TEMPO, 2,2,6,6-tetramethylpiperidnyl-1-oxy, is a weak surfactant exhibiting a reversible redox activity: a one-electron oxidation to its oxonium cation. In the course of our earlier work (ref. Wu et al. in J Am Chem Soc 127:4490–4496, 2005; Glandut et al. in J Phys Chem B 110:6101–6109, 2006; Glandut et al. in Langmuir 22:10697–10704, 2006), we developed a full understanding of TEMPO’s electrochemistry at line microband electrodes. In these experiments TEMPO diffuses to the line electrode residing in the plane of the air/water interface in two coupled media, bulk aqueous phase with D = 7.7 × 10−6 cm2/s and along the 2D air/water interface with at least an order of magnitude greater surface diffusion constant, Dsurf.
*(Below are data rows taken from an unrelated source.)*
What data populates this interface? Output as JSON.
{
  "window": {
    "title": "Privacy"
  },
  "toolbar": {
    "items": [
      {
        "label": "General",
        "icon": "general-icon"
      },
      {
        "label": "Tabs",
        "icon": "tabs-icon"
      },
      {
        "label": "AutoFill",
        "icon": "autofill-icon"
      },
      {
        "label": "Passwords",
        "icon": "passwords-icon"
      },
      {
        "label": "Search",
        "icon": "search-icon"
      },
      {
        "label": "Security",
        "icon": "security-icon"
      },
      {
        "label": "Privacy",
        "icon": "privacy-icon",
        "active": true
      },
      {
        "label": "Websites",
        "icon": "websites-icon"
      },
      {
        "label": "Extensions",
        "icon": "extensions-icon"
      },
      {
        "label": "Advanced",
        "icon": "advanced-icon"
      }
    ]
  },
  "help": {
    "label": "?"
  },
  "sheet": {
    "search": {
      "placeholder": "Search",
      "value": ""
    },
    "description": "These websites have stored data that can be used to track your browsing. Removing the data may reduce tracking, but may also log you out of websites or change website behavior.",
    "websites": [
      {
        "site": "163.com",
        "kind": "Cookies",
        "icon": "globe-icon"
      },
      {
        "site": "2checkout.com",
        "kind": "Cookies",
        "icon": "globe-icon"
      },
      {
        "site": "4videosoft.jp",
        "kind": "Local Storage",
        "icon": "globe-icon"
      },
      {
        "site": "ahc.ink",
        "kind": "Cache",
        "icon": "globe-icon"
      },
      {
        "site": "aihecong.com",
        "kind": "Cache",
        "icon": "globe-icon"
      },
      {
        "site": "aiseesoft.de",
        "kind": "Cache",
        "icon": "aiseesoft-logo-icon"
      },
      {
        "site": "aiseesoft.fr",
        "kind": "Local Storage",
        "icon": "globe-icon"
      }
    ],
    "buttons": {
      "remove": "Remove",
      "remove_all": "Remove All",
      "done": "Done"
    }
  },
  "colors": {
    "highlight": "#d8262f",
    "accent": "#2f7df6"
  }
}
The magnitude of the TEMPO oxidation current depends jointly on Dsurf and on the rate of surface partitioning expressed by the desorption rate constant, kdes. The population of TEMPO partitioned to the air/water interface is largely unsolvated and couples to the aqueous solution by hydrogen bonding to predominately one water molecule. Our experimental methodology allows us to simultaneously determine Dsurf and kdes by recording TEMPO voltammetric curves with line microband and barrier microband electrodes. In this report, we present a new methodology of producing and characterizing barrier microband electrodes using vapor-deposited SiO and introduce additional measures such as aspiration of the air/water interface designed to substantially reduce if not eliminate negative error due to surface impurities. These investigations generated a more accurate value of Dsurf of 1.0 ± 0.3 × 10−4 cm2/s which we discuss in terms of the dynamic properties of water in the air/water interfacial region.